Banda was aware of the risks of using medical marijuana in her home state. Twice she had tried to relocate to Colorado, where both medical and recreational marijuana are legal, as so many people have done — becoming “marijuana refugees” — but for financial reasons, she was forced to return to Kansas.

“Shona Banda is not a rich woman, she is a lower-middle-class woman who does not have a lot of money or financial support in the world,” Swain said. “And at multiple times while she was attempting to live in Colorado and use cannabis legally, she found herself homeless, her and her family. It was very difficult.”
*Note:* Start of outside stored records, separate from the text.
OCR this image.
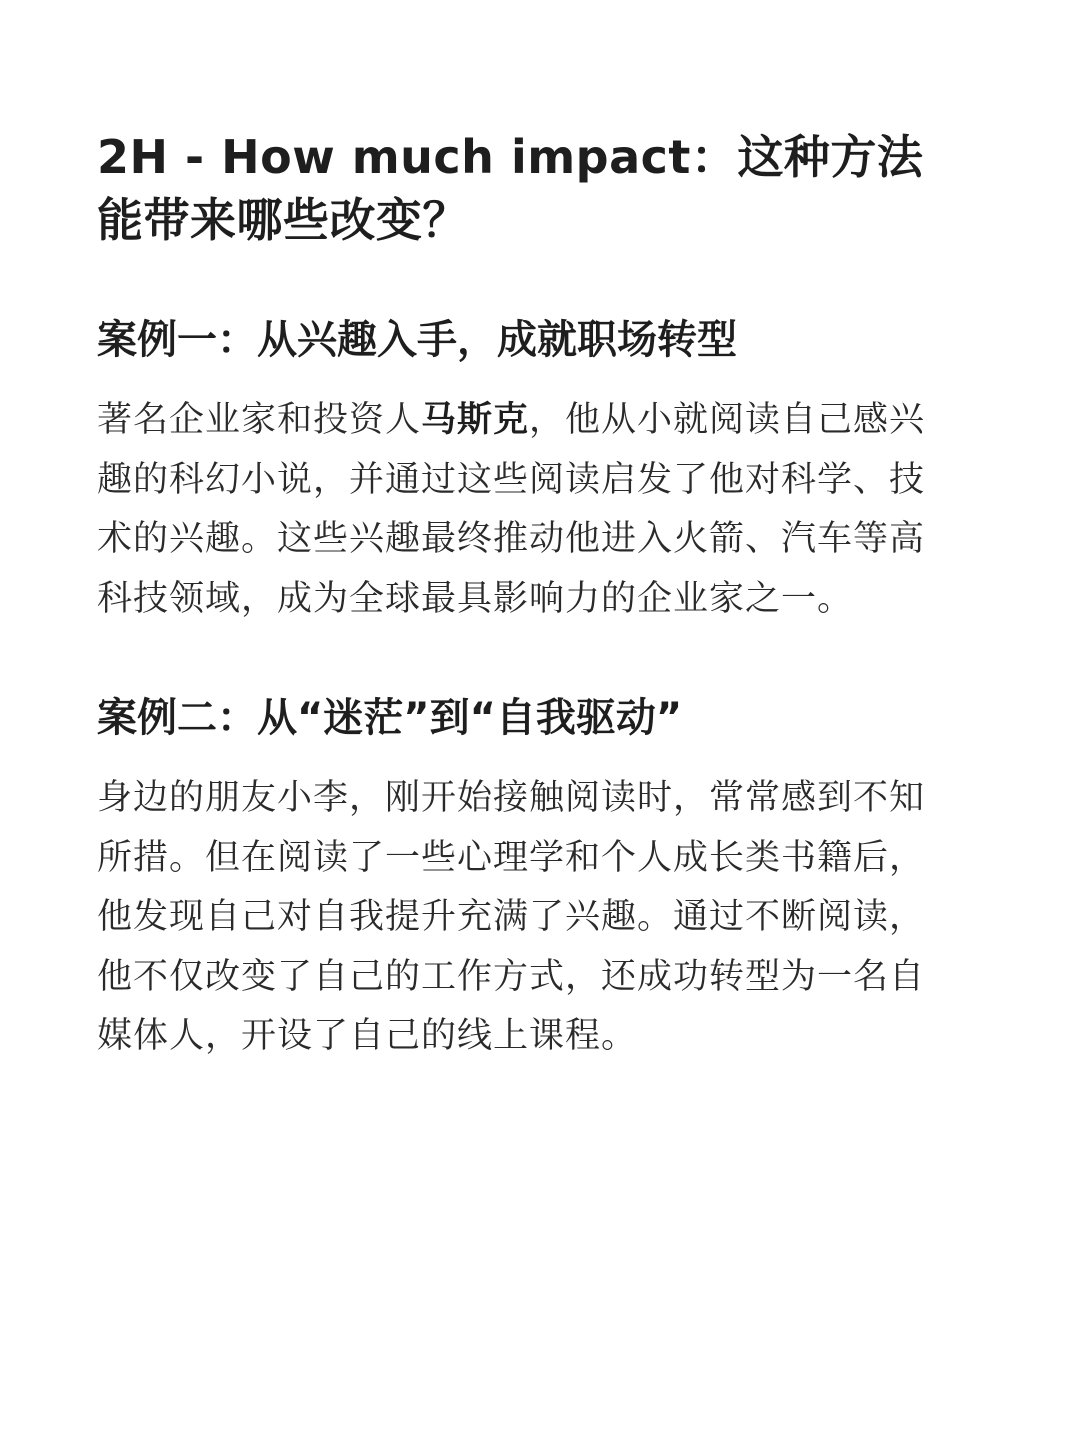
2H - How much impact：这种方法能带来哪些改变？
案例一：从兴趣入手，成就职场转型

著名企业家和投资人马斯克，他从小就阅读自己感兴趣的科幻小说，并通过这些阅读启发了他对科学、技术的兴趣。这些兴趣最终推动他进入火箭、汽车等高科技领域，成为全球最具影响力的企业家之一。

案例二：从“迷茫”到“自我驱动”

身边的朋友小李，刚开始接触阅读时，常常感到不知所措。但在阅读了一些心理学和个人成长类书籍后，他发现自己对自我提升充满了兴趣。通过不断阅读，他不仅改变了自己的工作方式，还成功转型为一名自媒体人，开设了自己的线上课程。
Swain said Banda was forced to choose between a state that was too expensive for her to live in but provided legal access to the medicine she so desperately needed, or move back to Kansas, where she could afford to pay her bills and provide a more stable living environment for her children, knowing that the medicine that was keeping her alive and well could land her in prison.

The state of Kansas has charged Banda with five felonies: possession of marijuana with intent to distribute, manufacturing THC, child endangerment and two counts of drug paraphernalia possession.

She faces a maximum sentence of 30 years in prison, an extreme sentence that has outraged advocates for reforming the prohibition policies in states like Kansas.

“Punishing someone for using marijuana to treat a medical condition is ridiculous,” Mason Tvert, communications director for the Marijuana Policy Project, told HuffPost. “Taking away their child for it is legitimately evil. Kansas’ draconian marijuana laws have caused far more harm to this woman and to her child than marijuana ever could.”

Banda turned herself in Monday. She immediately posted the $50,000 bond the state had set and was released from jail just a few hours later. She was only able to do so thanks to a GoFundMe account in her support that has garnered tens of thousands of dollars more than the $15,000 it was initially set up to raise.

Next: A War On The War On Drugs

“Law enforcement messed with the wrong person,” Swain said with ferocity.

Of course, first and foremost, Swain wants to see all charges dropped against her client and for custody of her son to return.

But she has a secondary goal. It’s lofty, but it’s one she says is long overdue and one that doesn’t end with changing just Kansas’ marijuana laws.

“The goal is to change the law for everyone, to make sure that this drug is classified as something less than a Schedule 1 drug, something that, if changed, would benefit millions of people,” Swain said. “We are filling our prisons with poor people and minorities, because, let’s be honest, the war on drugs is a war on poor people and minorities, it’s a pipeline for mass incarceration — and it needs to end."

Swain says that she is prepared to take Banda’s case every step of the way to achieve those goals — including before the Supreme Court, if that’s what it takes.

"Too many people are being forced to choose between dying or violating a law and facing going to prison — it’s totally unacceptable," Swain said. "It’s time to end these absurd, archaic and outdated marijuana laws that should have been changed decades ago.”

Further hearings in Banda’s case are set to be scheduled on Aug. 24.